To upgrade existing installations of MySQL5.5, connect to your server through SSH and execute the following from the command prompt:
# vinstall mysql5.5
PHP-5.3.15
The vinstall for PHP5.3 will be upgraded to version 5.3.15 to address the security vulnerability (CVE-2012-2688) discussed here:
http://web.nvd.nist.gov/view/vuln/detail?vulnId=CVE-2012-2688
To upgrade existing installations of PHP5.3, connect to your server through SSH and execute the following from the command prompt:
# vinstall php5.3
Postgresql-8.4.12
The vinstall for Postgresql8 will be upgraded to version 8.4.12.
To upgrade existing installations of Postgresql, connect to your server through SSH and execute the following from the command prompt:
# vinstall postgresql8
No Action Needed
The following VPS/MPS v3 updates do not require action by customers to take advantage of the full benefits of the update. Some services may be restarted as part of the update.
ClamAV-0.97.5
ClamAV will be upgraded to version 0.97.5.
CPX
CPX will be updated to address the following items:
• Remove quota temporarily when deleting messages to the Trash folder.

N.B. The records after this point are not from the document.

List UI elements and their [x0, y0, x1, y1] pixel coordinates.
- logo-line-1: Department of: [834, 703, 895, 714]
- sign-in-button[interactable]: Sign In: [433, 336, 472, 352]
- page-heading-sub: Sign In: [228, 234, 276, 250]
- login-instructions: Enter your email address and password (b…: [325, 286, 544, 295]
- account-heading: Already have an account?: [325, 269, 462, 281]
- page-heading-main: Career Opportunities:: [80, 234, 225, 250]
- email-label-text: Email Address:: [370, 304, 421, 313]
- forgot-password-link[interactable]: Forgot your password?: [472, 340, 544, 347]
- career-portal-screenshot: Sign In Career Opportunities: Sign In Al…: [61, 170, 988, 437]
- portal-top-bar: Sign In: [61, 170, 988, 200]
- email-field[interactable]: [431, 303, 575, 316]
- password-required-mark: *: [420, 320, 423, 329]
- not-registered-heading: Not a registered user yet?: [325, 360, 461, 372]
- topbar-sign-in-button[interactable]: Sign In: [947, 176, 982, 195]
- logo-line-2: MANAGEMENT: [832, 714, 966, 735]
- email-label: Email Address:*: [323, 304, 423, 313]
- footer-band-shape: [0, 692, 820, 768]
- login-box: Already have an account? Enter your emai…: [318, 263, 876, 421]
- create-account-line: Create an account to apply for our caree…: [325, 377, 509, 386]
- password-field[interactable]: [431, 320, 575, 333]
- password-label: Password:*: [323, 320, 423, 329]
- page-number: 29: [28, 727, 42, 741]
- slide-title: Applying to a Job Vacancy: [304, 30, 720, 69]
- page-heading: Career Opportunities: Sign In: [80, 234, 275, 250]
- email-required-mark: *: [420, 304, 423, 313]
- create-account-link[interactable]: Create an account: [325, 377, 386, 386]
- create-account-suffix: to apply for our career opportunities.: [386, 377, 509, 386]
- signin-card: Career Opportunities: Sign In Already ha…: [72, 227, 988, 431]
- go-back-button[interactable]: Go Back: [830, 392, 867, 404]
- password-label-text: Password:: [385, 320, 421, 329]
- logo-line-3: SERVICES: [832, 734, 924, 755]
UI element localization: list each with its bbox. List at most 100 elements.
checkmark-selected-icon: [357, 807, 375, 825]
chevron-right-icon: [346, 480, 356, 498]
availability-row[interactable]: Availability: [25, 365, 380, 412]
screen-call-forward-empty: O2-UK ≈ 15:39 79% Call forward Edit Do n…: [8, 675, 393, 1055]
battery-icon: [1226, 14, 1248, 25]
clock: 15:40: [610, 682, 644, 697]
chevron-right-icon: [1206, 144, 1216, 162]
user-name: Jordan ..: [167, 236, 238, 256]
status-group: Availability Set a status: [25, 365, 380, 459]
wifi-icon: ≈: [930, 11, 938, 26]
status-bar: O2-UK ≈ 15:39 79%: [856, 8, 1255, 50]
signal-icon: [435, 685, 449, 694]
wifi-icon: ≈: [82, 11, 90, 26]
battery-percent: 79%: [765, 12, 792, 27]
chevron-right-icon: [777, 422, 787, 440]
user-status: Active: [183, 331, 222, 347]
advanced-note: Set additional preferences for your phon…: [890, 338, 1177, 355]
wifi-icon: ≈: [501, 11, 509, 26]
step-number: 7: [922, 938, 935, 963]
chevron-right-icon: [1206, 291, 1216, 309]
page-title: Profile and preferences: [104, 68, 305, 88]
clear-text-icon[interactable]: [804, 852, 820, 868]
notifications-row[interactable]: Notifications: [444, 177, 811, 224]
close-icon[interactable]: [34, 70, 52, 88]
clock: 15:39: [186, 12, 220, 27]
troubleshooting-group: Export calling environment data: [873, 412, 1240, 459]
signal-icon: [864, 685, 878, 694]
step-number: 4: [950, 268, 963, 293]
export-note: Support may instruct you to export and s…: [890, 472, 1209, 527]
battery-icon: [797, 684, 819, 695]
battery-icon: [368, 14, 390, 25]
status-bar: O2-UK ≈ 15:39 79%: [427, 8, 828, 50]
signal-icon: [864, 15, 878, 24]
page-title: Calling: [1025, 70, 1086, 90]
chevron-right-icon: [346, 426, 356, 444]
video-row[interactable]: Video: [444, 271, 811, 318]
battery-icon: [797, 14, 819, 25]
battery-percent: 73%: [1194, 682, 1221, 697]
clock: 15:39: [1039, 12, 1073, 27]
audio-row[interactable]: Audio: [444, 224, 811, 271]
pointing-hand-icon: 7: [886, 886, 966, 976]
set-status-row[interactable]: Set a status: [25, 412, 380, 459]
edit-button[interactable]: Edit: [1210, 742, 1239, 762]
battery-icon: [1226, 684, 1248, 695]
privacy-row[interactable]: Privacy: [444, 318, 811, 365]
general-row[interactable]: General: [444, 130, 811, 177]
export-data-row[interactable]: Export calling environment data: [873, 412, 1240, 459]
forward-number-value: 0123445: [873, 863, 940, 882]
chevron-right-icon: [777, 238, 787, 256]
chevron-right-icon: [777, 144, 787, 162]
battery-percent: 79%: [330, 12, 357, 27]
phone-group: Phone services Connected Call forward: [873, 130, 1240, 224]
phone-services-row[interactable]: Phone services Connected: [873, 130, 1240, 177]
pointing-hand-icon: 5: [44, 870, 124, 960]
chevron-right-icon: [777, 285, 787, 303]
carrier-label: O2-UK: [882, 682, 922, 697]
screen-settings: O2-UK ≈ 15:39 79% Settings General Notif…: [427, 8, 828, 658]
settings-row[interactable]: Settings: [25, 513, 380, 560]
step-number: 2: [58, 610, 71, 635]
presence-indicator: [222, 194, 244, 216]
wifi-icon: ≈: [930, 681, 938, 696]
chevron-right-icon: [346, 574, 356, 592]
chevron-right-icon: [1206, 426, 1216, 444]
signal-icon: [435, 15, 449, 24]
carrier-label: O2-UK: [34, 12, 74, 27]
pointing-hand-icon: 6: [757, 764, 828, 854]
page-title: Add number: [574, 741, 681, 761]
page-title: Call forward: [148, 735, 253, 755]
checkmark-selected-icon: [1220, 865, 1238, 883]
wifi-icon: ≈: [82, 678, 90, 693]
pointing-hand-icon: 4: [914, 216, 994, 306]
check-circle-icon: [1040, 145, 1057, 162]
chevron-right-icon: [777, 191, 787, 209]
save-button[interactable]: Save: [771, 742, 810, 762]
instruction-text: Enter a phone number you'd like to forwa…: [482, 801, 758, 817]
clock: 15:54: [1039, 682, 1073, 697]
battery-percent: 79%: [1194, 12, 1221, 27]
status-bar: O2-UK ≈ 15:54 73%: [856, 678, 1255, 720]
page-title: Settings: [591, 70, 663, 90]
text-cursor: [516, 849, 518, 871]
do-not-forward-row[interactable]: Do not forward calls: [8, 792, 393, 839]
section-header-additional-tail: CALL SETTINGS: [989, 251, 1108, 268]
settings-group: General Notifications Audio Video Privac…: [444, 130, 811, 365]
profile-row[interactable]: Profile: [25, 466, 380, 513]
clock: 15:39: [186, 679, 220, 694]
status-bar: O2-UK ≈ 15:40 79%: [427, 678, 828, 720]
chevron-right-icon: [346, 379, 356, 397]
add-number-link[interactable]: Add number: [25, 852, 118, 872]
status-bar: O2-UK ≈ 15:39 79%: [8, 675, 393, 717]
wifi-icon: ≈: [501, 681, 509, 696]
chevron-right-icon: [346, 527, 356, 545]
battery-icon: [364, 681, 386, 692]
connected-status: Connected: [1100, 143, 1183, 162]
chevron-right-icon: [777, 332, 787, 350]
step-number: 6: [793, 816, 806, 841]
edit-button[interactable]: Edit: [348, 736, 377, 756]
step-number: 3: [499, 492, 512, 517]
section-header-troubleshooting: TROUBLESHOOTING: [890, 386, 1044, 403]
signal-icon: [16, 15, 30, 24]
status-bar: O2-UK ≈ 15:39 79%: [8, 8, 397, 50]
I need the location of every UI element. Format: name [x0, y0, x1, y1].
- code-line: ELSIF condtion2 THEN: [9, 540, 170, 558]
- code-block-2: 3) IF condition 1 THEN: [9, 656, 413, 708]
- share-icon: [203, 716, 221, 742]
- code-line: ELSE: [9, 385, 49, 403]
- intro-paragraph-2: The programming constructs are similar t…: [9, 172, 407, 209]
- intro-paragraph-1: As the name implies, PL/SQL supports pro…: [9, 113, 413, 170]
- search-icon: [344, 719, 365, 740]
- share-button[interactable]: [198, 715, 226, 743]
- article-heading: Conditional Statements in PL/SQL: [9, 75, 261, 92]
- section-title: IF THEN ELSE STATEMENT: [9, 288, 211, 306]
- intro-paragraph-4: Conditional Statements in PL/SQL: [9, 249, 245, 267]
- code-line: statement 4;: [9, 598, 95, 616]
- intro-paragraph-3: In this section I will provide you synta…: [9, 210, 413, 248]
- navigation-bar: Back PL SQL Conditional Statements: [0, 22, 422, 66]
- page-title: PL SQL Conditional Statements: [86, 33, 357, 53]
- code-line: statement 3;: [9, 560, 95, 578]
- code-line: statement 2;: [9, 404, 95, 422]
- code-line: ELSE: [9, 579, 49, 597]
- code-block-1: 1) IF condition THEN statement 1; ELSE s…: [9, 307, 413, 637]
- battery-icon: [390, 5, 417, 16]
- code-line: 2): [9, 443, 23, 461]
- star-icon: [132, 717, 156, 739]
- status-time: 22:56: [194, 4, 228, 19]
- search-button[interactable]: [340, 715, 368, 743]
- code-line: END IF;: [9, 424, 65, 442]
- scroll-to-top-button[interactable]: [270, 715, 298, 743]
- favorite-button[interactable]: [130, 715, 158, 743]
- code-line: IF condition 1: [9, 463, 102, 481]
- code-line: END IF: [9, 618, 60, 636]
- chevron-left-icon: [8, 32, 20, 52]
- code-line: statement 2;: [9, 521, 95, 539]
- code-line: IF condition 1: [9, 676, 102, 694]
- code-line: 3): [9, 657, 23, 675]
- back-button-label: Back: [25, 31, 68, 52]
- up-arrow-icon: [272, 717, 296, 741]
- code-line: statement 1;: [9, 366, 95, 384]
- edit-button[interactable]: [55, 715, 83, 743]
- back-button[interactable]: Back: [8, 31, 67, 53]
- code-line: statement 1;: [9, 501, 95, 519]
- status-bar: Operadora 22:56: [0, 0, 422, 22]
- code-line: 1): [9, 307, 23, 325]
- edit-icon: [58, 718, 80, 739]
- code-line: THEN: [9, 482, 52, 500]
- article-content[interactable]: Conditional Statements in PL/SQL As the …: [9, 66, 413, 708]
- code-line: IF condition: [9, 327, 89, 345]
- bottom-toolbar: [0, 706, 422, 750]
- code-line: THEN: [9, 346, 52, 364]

• Allow the Mail Admin to only have mail privileges.
• Allow the Server Admin to edit Shell even for self.
• Do not disable Server Admin when disabling a domain name.
• Remove any archived logs when deleting former Domain Admin.
OneClick SSL update
An issue was occurring where new OneClick SSL certificates would fail if the domain name was listed under the ServerAlias directive. This update will correct the issue.
Urchin5 Licensing update
A problem was occurring with the Urchin5 licensing upon installation. The install will be updated to correct this issue.
vuninstall php5.2
The uninstall script for PHP5.2 will be renamed to php5.2. The new command to uninstall PHP5.2 is as follows:
# vuninstall php5.2
phpize
phpize will be updated to use the correct version of AUTOCONF.
Note: This notification reflects the best knowledge of code and feature updates for this release. Changes can be made to the information herein; these changes will be distributed in new notifications. AlpineWeb might make improvements and/or changes in the product(s) and/or the program(s) described in this publication at any time.